Kalamazoo Gazette, 1962

GALESBURG, Mich – The presentation to the Galesburg Memorial Library recently of old Galesburg newspapers, some over 70 years old, revealed deatils of the short-lived socialistic society formed here over 100 years ago–the Alphadelphian Society.

Among the gifts, from an anonymous donor, was a copy of the Primitive Expounder dated June 12, 1845, published by the Alphadelphia Association at Alphadelphia, Mich., which was located near here.

The newspaper reports that the association was organized on Dec. 14, 1843, by 56 members for Wayne, Oakland, Washtenaw, Genessee, Jackson, Eaton, Calhoun and Kalamazoo counties at a Jackson County meeting.

The purpose of the meeting was “To organize and found a domestic and industrial institution.” The site selected was the southeast quarter of section 23 in Comstock Township, near the Kalamazoo River.

Officers elected were Dr. H. R. Schetterly of Ann Arbor, president; A. Darrow of Bellevue, vice president; E. S. Camp of Marshall, secretary; and John Curtis of Jackson County, treasurer.

The newspaper described Dr. Schetterly as the controlling spirit of the association. It said he was small, slender, and had dark hair and dark eyes.

His picture of Alphadelphia was that of Arcadian healthfulness and enjoyment, of Spartan fidelity and frugality, and a life in which the selfish “mine and thine” would be absorbed by a harmonious “ours.”

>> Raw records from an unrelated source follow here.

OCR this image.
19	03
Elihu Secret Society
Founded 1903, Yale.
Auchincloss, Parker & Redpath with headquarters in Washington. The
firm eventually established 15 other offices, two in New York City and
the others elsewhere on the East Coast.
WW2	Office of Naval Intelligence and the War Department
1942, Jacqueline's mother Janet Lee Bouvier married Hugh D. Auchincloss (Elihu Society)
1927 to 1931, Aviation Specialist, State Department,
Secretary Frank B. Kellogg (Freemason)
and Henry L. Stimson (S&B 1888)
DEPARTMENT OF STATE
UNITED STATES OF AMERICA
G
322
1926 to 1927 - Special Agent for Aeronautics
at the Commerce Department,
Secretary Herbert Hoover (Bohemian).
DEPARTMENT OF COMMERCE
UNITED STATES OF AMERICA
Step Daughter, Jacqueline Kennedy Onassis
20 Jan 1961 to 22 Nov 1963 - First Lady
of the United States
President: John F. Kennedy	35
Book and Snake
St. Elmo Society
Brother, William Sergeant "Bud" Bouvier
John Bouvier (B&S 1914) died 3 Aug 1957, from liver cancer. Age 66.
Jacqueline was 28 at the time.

Comstock members resided in their own homes and other members in whatever they could find until a two-story mansion was constructed in the fall of 1844.

The constitution told members “The religious and politican opinions of the members are to be unmolested and inviolate and no member shall be compelled to support any religious worship.

“All resident members whose stock is insufficient to support them in case of sickness or any other causes will be supported by the group.”

By may of 1845, the group’s membership was 188 and total assets were $43, 897.

The association lasted from March 21, 1844 until April 30, 1848. The last to stay with the association was Hannibal A. Taylor, who turned the property over to Kalamazoo County, which purchased it for a county house and farm.

Reasons that have been given for the association’s failure are:

1. Too many large, poor and hungry families who could do no work or were incapable of supporting themselves, and

2. The incompatibility of such a system with Yankee ambition, independence and individual enterprise.

The library plans to use the newspapers, most of which are Smiley’s Kalamazoo County Enterprise, as an aid to assemble a history of Galesburg, according to librarian Mrs. Lowell Titus.